Inoltre, credo sia doveroso riflettere sulle motivazioni della Corte di Assise di Taranto in merito al rigetto dell’istanza di dissequestro presentata dai Commissari Straordinari di Ilva in AS in data 30.03.2022 in cui si evincono delle criticità che il governo deve necessariamente affrontare al fine di evitare che passino ulteriori due anni con un nulla di fatto. Tali motivazioni devono obbligatoriamente aprire ad un confronto, il più ampio possibile, tra sindacati, istituzioni locali, ASL Taranto, Arpa Puglia e i ministeri interessati dalla vertenza per programmare un accelerazione sul processo di transizione ecologica, in quanto, appare del tutto evidente che anche in caso di realizzazione di tutte le prescrizioni previste dall’autorizzazione integrata ambientale, entro il prossimo 23 agosto 2023, non vi è alcuna garanzia di successo del piano ambientale.

La questione ambientale deve essere messa al centro dell’agenda politica del governo e suddivisa in due momenti, la gestione attuale a quella futura, individuando le criticità in merito alle emissioni inquinanti emerse dalla relazione di Arpa Puglia, che necessita di un intervento nell’immediato, attraverso una pianificazione delle manutenzioni ordinarie e straordinarie, e sul futuro con l’avvio di un riesame dell’autorizzazione integrata ambientale.

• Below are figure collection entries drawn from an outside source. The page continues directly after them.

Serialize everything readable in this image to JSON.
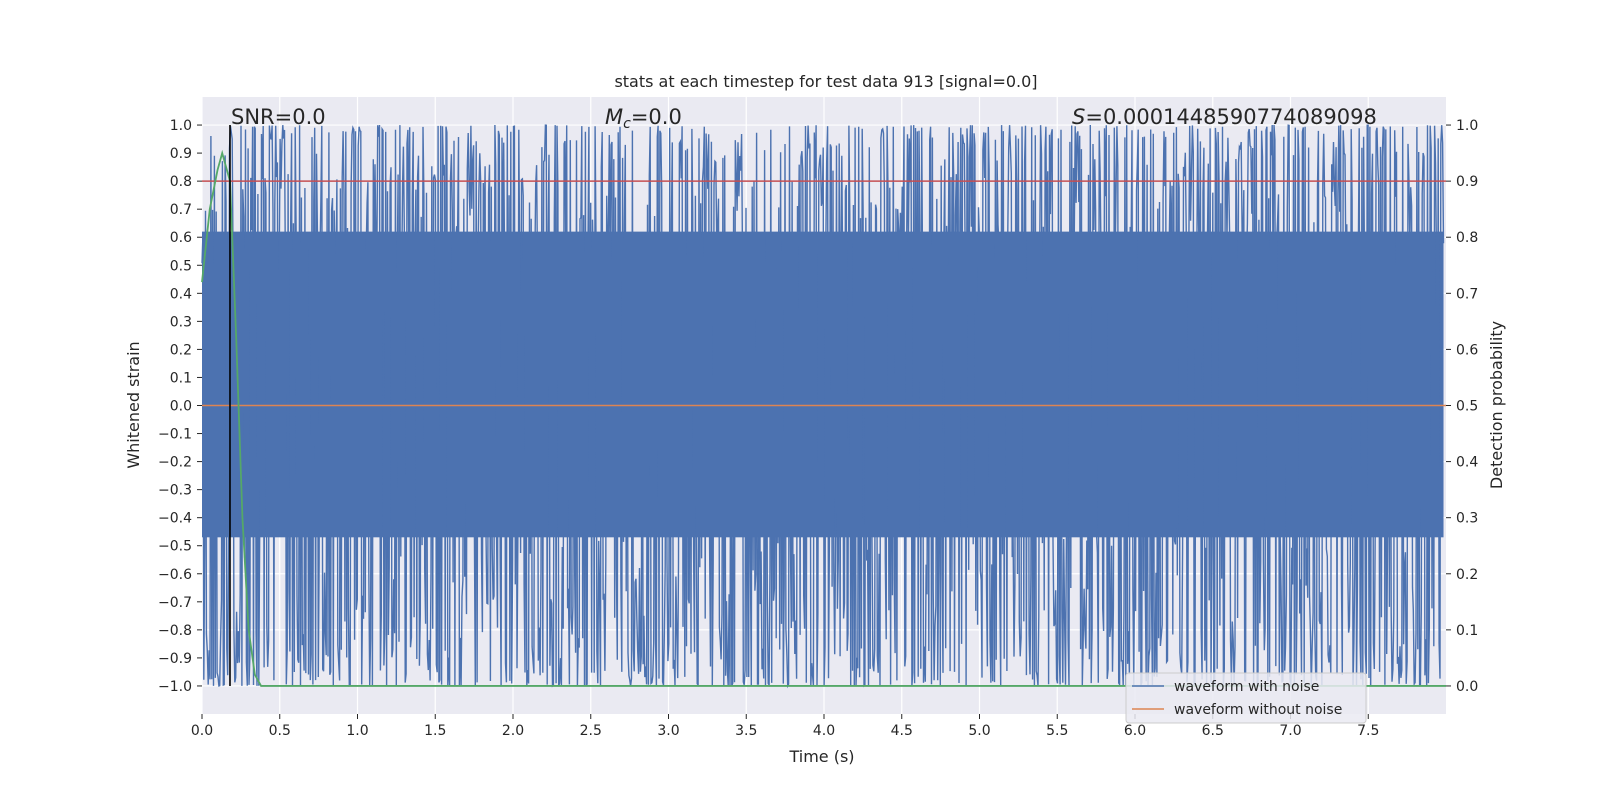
{
  "chart_data": {
    "type": "line",
    "title": "stats at each timestep for test data 913 [signal=0.0]",
    "xlabel": "Time (s)",
    "ylabel_left": "Whitened strain",
    "ylabel_right": "Detection probability",
    "xlim": [
      0.0,
      8.0
    ],
    "ylim_left": [
      -1.1,
      1.1
    ],
    "ylim_right": [
      -0.05,
      1.05
    ],
    "x_ticks": [
      0.0,
      0.5,
      1.0,
      1.5,
      2.0,
      2.5,
      3.0,
      3.5,
      4.0,
      4.5,
      5.0,
      5.5,
      6.0,
      6.5,
      7.0,
      7.5
    ],
    "x_tick_labels": [
      "0.0",
      "0.5",
      "1.0",
      "1.5",
      "2.0",
      "2.5",
      "3.0",
      "3.5",
      "4.0",
      "4.5",
      "5.0",
      "5.5",
      "6.0",
      "6.5",
      "7.0",
      "7.5"
    ],
    "y_left_ticks": [
      1.0,
      0.9,
      0.8,
      0.7,
      0.6,
      0.5,
      0.4,
      0.3,
      0.2,
      0.1,
      0.0,
      -0.1,
      -0.2,
      -0.3,
      -0.4,
      -0.5,
      -0.6,
      -0.7,
      -0.8,
      -0.9,
      -1.0
    ],
    "y_left_tick_labels": [
      "1.0",
      "0.9",
      "0.8",
      "0.7",
      "0.6",
      "0.5",
      "0.4",
      "0.3",
      "0.2",
      "0.1",
      "0.0",
      "−0.1",
      "−0.2",
      "−0.3",
      "−0.4",
      "−0.5",
      "−0.6",
      "−0.7",
      "−0.8",
      "−0.9",
      "−1.0"
    ],
    "y_right_ticks": [
      1.0,
      0.9,
      0.8,
      0.7,
      0.6,
      0.5,
      0.4,
      0.3,
      0.2,
      0.1,
      0.0
    ],
    "y_right_tick_labels": [
      "1.0",
      "0.9",
      "0.8",
      "0.7",
      "0.6",
      "0.5",
      "0.4",
      "0.3",
      "0.2",
      "0.1",
      "0.0"
    ],
    "grid": true,
    "legend_position": "bottom-right",
    "annotations": {
      "snr_text": "SNR=0.0",
      "mc_symbol": "M",
      "mc_subscript": "c",
      "mc_value": "=0.0",
      "s_symbol": "S",
      "s_value": "=0.0001448590774089098"
    },
    "vertical_marker_x": 0.18,
    "series": [
      {
        "name": "waveform with noise",
        "axis": "left",
        "color": "#4c72b0",
        "description_range": [
          -1.0,
          1.0
        ]
      },
      {
        "name": "waveform without noise",
        "axis": "left",
        "color": "#dd8452",
        "x": [
          0.0,
          8.0
        ],
        "y": [
          0.0,
          0.0
        ]
      },
      {
        "name": "",
        "axis": "right",
        "color": "#55a868",
        "x": [
          0.0,
          0.05,
          0.1,
          0.13,
          0.15,
          0.18,
          0.22,
          0.26,
          0.3,
          0.34,
          0.38,
          0.5,
          1.0,
          2.0,
          4.0,
          6.0,
          8.0
        ],
        "y": [
          0.72,
          0.85,
          0.92,
          0.95,
          0.93,
          0.9,
          0.62,
          0.3,
          0.1,
          0.02,
          0.0,
          0.0,
          0.0,
          0.0,
          0.0,
          0.0,
          0.0
        ]
      },
      {
        "name": "",
        "axis": "right",
        "color": "#c44e52",
        "x": [
          0.0,
          8.0
        ],
        "y": [
          0.9,
          0.9
        ]
      }
    ]
  }
}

Il rischio concreto che tra due anni si possa tornare nella condizione in cui ci troviamo oggi, obbliga il governo a modificare il piano ambientale introducendo innovazioni tecnologiche che vadano a modificare l’attuale processo produttivo e applicando le linee guida per la valutazione di impatto Ambientale e Sanitario.

I prossimi due anni non possono trascorrere senza una programmazione dei futuri investimenti e interventi manutentivi, con un livello così alto di cassa integrazione che viene costantemente utilizzata per abbattere i costi, così come la vicenda drammatica in cui versa l’appalto che scarica ancora una volta sui lavoratori la scelta della multinazionale e Confindustria Taranto di prorogare le scadenze dei pagamenti a 180 giorni procurando gravi disagi sul pagamento degli stipendi.

Il piano nazionale di ripresa e resilienza non deve essere l’ennesima occasione persa per il mezzogiorno e la politica, tutta, dovrebbe spingere verso un processo di transizione ecologica che trasformi le situazioni di criticità, così come la vertenza ex ilva, in un’occasione per rilanciare una nuova idea di sviluppo.

Taranto e i lavoratori non possono attendere ulteriori due anni per innovare il processo produttivo e non possiamo pensare che l’applicazione dell’Autorizzazione Integrata Ambientale possa essere un “ passepartout” per il dissequestro perché non sarà un procedimento automatico e soprattutto in assenza di un nuovo modello produttivo rischieremmo di perdere un appuntamento importante con il PNNR.

Non possiamo permettercelo, bisogna agire subito e la Fiom unitamente alle altre organizzazioni sindacali non rimarrà a guardare l’ennesima occasione mancata per Taranto e i lavoratori.

La politica dei rinvii ha procurato una situazione non più sostenibile all’interno dello stabilimento siderurgico che richiede un focus sul piano industriale, ambientale oltre a temi mai risolti come l’utilizzo della cassa integrazione, la gestione degli impianti e degli investimenti sulla programmazione delle manutenzioni ordinarie e straordinarie.